One of my disappointments was that I had to choose between geography and art. My dad said art wouldn’t do me any good so I had to drop it. I had a really boring geography teacher and I’ve always regretted that I didn’t continue drawing. It would have been so much more useful to me.

I left school at 16 to do computer studies and my father was horrified. It was total rebellion and I had broken every rule he gave me. When I dropped out of my computer course to do fashion it was even worse. That was like the third world war breaking out. He lost all faith. It wasn’t in his plan for me but I stuck with it even though everybody said I was wasting my time.

I sold my first collection to some of the top stores in the country when I was 19, but he wasn’t impressed.
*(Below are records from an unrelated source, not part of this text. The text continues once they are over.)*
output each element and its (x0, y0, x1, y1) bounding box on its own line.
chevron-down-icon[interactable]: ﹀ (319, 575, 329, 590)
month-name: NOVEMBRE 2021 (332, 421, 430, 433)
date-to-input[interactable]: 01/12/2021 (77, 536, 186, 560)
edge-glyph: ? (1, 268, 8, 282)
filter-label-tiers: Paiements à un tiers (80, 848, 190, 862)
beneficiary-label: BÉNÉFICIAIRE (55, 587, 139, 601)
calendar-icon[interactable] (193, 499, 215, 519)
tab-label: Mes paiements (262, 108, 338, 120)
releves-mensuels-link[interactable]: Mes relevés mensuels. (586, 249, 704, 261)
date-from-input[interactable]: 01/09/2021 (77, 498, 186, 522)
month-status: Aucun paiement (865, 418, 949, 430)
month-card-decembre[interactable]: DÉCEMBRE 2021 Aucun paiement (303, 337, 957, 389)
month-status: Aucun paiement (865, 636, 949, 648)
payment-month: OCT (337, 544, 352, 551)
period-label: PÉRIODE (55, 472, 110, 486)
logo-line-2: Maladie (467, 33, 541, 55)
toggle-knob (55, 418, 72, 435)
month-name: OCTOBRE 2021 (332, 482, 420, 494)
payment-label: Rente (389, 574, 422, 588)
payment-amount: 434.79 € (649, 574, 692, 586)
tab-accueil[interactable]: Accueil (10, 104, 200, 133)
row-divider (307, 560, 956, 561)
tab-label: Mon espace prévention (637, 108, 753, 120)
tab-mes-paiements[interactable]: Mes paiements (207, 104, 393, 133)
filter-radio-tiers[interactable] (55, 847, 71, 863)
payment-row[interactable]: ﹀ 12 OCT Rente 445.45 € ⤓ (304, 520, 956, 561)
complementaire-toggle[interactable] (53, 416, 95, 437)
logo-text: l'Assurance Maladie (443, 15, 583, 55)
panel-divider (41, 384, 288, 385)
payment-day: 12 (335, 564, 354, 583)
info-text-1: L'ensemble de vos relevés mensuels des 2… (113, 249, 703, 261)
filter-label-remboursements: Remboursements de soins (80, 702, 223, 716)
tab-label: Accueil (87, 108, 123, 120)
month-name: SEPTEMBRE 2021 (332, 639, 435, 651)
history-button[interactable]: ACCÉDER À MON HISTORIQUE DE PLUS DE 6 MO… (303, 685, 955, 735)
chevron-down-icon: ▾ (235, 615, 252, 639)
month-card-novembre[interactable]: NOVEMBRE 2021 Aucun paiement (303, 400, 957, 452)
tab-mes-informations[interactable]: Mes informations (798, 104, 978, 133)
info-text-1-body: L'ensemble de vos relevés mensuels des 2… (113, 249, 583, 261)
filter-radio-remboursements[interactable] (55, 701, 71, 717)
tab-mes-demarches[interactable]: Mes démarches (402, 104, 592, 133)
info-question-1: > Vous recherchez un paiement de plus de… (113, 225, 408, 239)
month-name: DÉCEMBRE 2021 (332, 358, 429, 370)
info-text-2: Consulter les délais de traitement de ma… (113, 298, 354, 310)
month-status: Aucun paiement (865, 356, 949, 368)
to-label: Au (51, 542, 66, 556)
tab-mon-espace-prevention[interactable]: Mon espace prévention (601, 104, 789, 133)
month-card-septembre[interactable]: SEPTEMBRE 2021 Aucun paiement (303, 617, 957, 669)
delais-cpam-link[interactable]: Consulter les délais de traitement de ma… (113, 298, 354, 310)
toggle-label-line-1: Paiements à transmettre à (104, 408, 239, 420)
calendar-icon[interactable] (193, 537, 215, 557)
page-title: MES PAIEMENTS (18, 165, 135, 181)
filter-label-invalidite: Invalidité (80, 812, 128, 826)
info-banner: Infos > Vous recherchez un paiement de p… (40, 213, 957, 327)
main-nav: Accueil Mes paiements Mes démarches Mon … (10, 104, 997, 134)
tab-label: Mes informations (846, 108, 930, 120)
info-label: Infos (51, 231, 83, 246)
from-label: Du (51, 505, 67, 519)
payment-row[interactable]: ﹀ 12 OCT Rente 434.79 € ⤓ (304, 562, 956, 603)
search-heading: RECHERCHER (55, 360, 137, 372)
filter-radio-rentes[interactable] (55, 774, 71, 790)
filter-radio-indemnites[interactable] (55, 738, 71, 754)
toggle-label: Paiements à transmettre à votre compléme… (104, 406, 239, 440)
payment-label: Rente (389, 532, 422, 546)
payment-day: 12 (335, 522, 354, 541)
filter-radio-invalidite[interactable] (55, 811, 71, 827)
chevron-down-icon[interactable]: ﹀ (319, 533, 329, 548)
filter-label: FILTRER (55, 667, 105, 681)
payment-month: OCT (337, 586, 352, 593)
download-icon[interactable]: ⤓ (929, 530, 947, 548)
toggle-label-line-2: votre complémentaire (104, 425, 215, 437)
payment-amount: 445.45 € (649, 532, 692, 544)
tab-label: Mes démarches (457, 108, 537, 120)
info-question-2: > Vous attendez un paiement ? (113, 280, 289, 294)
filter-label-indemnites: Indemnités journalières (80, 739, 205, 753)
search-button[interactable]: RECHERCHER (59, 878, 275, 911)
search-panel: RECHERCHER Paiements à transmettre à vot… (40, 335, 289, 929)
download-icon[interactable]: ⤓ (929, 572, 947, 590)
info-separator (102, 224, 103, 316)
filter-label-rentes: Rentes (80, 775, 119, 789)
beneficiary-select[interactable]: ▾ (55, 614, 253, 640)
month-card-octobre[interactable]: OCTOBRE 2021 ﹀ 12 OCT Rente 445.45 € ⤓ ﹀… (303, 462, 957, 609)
Then I organised a big fashion show in Ghana when I was 23. It was very high profile and it was on the BBC and in all the papers, but he was still unimpressed. Even when I got invited to Downing Street to meet Tony Blair he was kind of interested but not full-on. What finally got him was when I was invited on BBC Question Time. He watches that programme like its law and that did impress him. But he still hasn’t forgiven me for quitting school.

Ozwald Boateng, 30, was born in north London and is one of Britain’s most high-profile fashion designers. He sold his first collection while still a student, founded the first couture house for men and held the first catwalk show for men’s fashions in Paris. He is tailor to some of the most famous names in politics, the media and rock music. Yet in 1998, with his business turning over pound;3 million a year, he went bankrupt when an order from the Far East collapsed following the downtown in the Asian economies. He started again and within six months had rebuilt his empire.He was talking to Nigel Williamson.